Furthermore, the CBN’s total equity declined. Specifically, group equity fell to N1.01 trillion from N2.01 trillion, and standalone equity dropped to N728.24 billion, down from N882.42 billion a year earlier.  Also, cash and bank balances declined significantly to N34.72 billion from N111.15 billion.

Restoring credibility

Since assuming office in late 2023, CBN Governor, Olayemi Cardoso has steered a dramatic shift in monetary policy management. Breaking with the interventionist style of his predecessor, Cardoso has emphasized institutional autonomy, evidence-based decision-making, and stronger coordination with the fiscal authorities.

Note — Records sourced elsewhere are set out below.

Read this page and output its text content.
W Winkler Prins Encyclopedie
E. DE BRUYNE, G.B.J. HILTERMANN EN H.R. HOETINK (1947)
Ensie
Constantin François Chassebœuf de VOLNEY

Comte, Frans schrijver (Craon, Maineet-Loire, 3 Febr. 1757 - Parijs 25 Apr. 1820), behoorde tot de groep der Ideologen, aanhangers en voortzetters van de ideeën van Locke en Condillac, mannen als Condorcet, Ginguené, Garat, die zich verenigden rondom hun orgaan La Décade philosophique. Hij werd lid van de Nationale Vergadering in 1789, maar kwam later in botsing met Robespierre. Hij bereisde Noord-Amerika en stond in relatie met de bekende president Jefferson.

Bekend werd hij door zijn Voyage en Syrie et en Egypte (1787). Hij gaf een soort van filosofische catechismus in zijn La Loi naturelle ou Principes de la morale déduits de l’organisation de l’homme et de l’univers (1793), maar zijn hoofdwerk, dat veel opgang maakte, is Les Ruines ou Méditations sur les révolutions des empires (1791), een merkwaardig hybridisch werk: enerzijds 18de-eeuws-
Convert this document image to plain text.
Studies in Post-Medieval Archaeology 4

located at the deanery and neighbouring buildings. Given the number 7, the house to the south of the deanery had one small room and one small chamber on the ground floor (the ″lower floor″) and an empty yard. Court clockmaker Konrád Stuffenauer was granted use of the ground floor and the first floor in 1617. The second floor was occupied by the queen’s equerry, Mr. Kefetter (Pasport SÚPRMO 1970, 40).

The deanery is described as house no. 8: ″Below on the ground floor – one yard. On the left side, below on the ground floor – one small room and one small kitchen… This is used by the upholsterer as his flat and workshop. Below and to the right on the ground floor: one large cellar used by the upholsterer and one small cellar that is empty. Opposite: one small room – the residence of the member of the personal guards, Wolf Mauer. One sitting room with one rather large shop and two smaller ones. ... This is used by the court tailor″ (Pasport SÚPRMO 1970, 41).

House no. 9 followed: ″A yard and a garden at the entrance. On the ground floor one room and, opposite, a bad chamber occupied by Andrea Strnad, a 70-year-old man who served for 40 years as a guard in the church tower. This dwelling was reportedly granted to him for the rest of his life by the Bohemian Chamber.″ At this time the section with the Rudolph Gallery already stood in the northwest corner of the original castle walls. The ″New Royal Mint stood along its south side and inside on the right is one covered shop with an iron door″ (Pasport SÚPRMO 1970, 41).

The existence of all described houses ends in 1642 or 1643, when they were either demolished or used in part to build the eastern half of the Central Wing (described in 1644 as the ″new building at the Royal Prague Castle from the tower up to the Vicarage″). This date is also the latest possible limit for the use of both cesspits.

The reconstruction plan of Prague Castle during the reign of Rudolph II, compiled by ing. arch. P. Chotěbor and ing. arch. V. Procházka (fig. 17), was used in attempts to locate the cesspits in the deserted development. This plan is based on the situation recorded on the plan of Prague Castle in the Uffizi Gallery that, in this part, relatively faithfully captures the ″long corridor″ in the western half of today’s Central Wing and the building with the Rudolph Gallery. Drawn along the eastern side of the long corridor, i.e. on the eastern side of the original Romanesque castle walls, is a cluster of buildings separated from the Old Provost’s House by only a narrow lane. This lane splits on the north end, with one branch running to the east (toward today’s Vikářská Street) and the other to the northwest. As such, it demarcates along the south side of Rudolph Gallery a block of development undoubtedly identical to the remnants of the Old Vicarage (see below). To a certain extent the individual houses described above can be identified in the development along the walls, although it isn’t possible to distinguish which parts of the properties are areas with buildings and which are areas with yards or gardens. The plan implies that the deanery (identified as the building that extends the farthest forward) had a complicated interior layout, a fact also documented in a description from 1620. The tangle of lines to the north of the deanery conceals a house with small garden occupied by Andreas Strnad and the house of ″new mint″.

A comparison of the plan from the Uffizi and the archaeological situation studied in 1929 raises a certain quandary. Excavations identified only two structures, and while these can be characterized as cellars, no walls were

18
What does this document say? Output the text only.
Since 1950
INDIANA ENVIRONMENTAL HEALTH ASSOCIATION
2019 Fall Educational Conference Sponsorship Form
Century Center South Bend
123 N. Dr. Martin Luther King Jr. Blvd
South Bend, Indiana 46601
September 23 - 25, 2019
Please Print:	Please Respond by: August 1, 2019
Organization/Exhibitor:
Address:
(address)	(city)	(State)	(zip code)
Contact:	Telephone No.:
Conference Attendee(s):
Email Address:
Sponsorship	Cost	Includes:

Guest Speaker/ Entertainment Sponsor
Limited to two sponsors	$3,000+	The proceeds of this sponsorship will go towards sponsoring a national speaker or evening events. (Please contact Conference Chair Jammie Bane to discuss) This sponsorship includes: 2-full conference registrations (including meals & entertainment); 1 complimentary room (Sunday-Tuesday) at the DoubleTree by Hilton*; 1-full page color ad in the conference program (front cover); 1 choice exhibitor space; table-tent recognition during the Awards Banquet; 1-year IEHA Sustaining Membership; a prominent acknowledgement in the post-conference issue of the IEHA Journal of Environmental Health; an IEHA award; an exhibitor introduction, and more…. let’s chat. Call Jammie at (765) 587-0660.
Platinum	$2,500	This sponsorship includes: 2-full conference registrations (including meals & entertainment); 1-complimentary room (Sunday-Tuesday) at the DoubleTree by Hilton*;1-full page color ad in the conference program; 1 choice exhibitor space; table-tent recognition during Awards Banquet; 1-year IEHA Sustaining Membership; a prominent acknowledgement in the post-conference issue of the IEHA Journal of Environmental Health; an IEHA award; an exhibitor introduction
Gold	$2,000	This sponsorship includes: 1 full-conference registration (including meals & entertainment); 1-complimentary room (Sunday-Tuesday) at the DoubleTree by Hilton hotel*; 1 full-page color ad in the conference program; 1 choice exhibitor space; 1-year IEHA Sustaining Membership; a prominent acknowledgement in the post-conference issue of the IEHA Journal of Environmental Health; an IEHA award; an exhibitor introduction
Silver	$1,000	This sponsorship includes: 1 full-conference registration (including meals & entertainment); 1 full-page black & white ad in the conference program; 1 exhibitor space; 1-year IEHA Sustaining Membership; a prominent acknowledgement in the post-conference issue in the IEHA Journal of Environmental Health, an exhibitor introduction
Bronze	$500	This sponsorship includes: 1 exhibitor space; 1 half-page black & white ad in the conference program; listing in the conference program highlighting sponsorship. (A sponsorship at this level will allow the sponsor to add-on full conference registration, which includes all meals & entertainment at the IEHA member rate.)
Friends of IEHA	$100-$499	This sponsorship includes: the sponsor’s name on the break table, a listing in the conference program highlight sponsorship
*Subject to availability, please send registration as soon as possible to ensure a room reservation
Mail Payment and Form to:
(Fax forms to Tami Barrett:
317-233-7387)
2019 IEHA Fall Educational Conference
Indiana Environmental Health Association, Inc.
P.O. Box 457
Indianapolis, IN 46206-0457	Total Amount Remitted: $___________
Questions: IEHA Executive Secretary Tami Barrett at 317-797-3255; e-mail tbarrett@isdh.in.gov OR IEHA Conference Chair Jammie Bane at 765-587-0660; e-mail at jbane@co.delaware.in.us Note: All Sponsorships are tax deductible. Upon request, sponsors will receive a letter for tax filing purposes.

At the heart of this shift is the unification of Nigeria’s multiple exchange rates, a policy long recommended by international financial institutions and economic experts. By dismantling the fragmented FX window system and allowing market forces to play a greater role, the CBN has improved price discovery and brought a measure of stability to the naira. Although, there is still work to be done with the disparity between the official and unofficial exchange rate somewhat thin.

“Investors value predictability, and the new FX regime, while still evolving, sends a clear message that Nigeria is moving away from arbitrary controls. “That builds confidence”, says Tunde Lemo, a former CBN Deputy Governor.

That said, the apex bank’s 2024 performance sends a strong message: transparency, accountability, and discipline are back at the heart of Nigeria’s monetary policy. With the return to profitability, stronger reserves, and renewed commitment to global financial standards, the bank is rebuilding its credibility as Nigeria’s monetary authority.

Analysts’ views

While challenges remain, particularly in managing inflation and sustaining FX stability, economic analysts agree that the CBN’s latest report marks a meaningful step in the country’s path to economic recovery.

Chief Economist and Partner at SPM Professional, Paul Alaje, whilst speaking during a programme monitored by Daily Sun, maintained while trust in Nigeria’s financial system remains crucial, the CBN’s return to profitability signals an institutional pivot.

“At least we have better expense discipline, clearer policy direction, and improved communication with key stakeholders. However, the ballooning liquidity management costs and derivative losses remind us that the bank is still dealing with structural distortions from previous years. Hence, cleaning up those legacy positions is commendable, but costly”, Alaje stated.

Also speaking, the Chief Executive Officer, Crane Securities, Mike Eze, maintained that while profitability is important, sustainability is much more essential.

Eze added, “If the CBN maintains its focus on transparency, risk management, and market-based policy, it can build long-term credibility. The report shows progress, but consistency will matter most going forward.”

The improved performance of the Central Bank of Nigeria in 2024 is not coincidental but a product of deliberate, and strategic management efforts.

No doubt, the bank’s leadership has reinforced governance and accountability, instilled operational discipline, pursued a balanced monetary policy stance and ensured price and financial system stability.

These reforms have collectively repositioned the CBN as a credible monetary authority, with its 2024 financial results serving as proof of its unwavering resolve to support economic recovery, safeguard financial stability, and build public trust.